ITRI to trial unmanned supermarket in northern Taiwan

Industrial Technology Research Institute to trial unmanned supermarket at Hsinchu campus by year end

  710
Unmanned supermarket app. (Image courtesy of ITRI)

Unmanned supermarket app. (Image courtesy of ITRI)

TAIPEI (Taiwan News) – Taiwan research and development organization, Industrial Technology Research Institute (ITRI, 工研院巨資技中心) will begin in-house testing of an unmanned supermarket at their Hsinchu campus by the end of the year.

The unmanned supermarket will allow shoppers to buy products without queuing, using sensor technology tied to a smart phone app.

Development of unmanned supermarkets using emerging technologies like machine learning, Artificial Intelligence and Internet of Things is fierce, with e-commerce giants like Amazon and Alibaba spending big money on the emerging technology.

"The concept and demand of unmanned shops are not new, but in recent years there will be a leap in growth, because related technologies have finally caught up" said Yu Hsiao-hsien (余孝先) in a feature by the ITRI.

ITRI has developed a "take away and go" system where camera vision and sensor technology tracks a customer's purchases, reported the Liberty Times.

Cameras fitted to the ceiling and on shelves track a shopper's movement and product selection, and purchases are tied to a smart phone app.

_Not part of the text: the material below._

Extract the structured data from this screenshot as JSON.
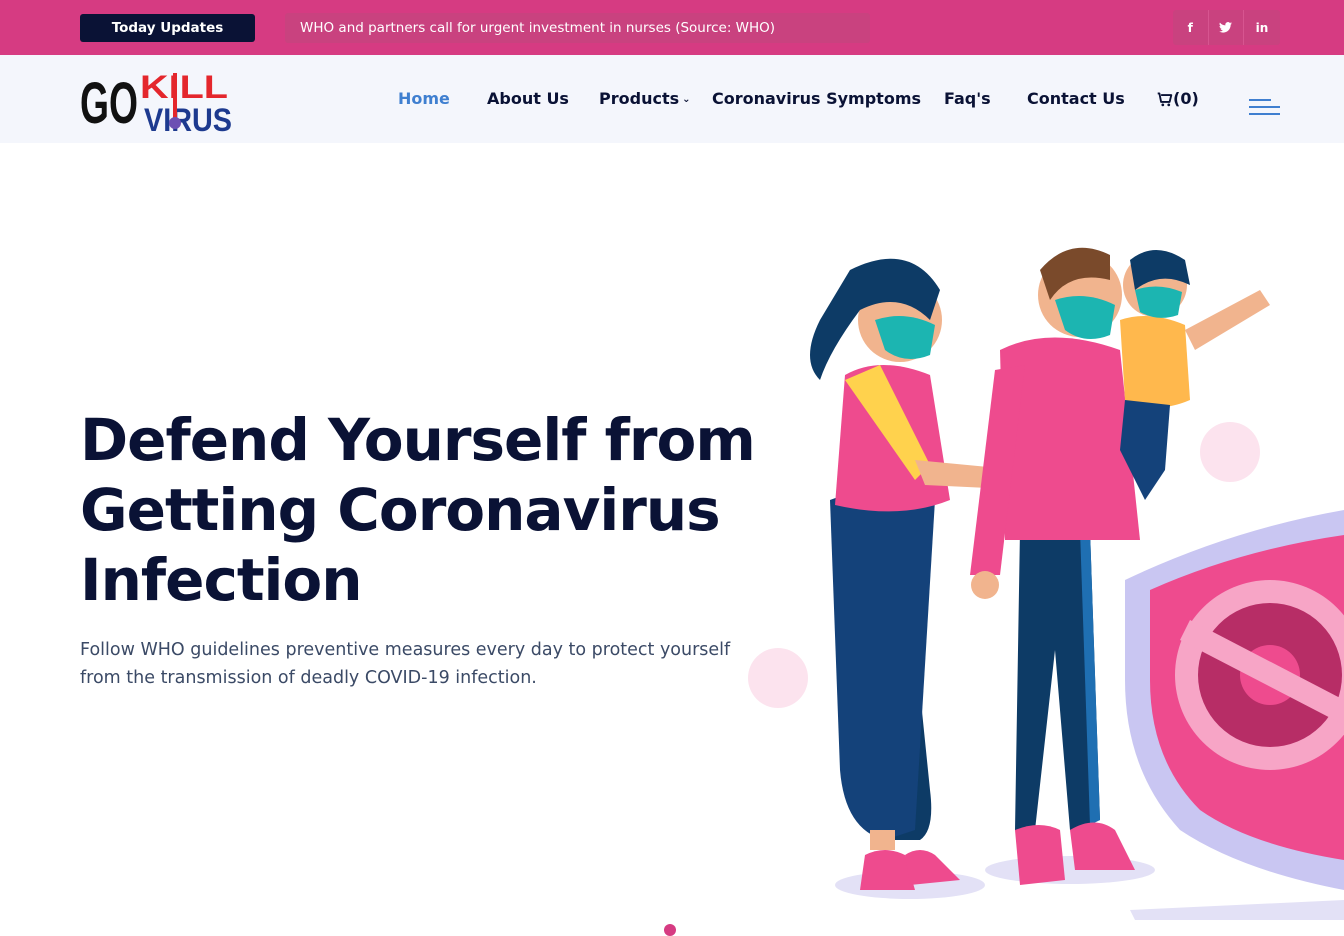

The app will show the price and bundle of products selected and the total price will be automatically deducted when the shopper leaves the store.

Automated scanning of the product, rather than the barcode is a key feature of the ITRI project. Over time, deep learning will allow the computers to scan products with increasing speed and accuracy.

Lin Ching-ta, head of ITRI's Information and Communications Research Laboratories told the Liberty Times, "Technology is to solve people's problems, not to completely replace people's roles".

In Taiwan, 7-Eleven has opened an experimental unmanned store in their headquarters, and Family Mart is expected to roll out its technology concept store later this year, or earlier next year.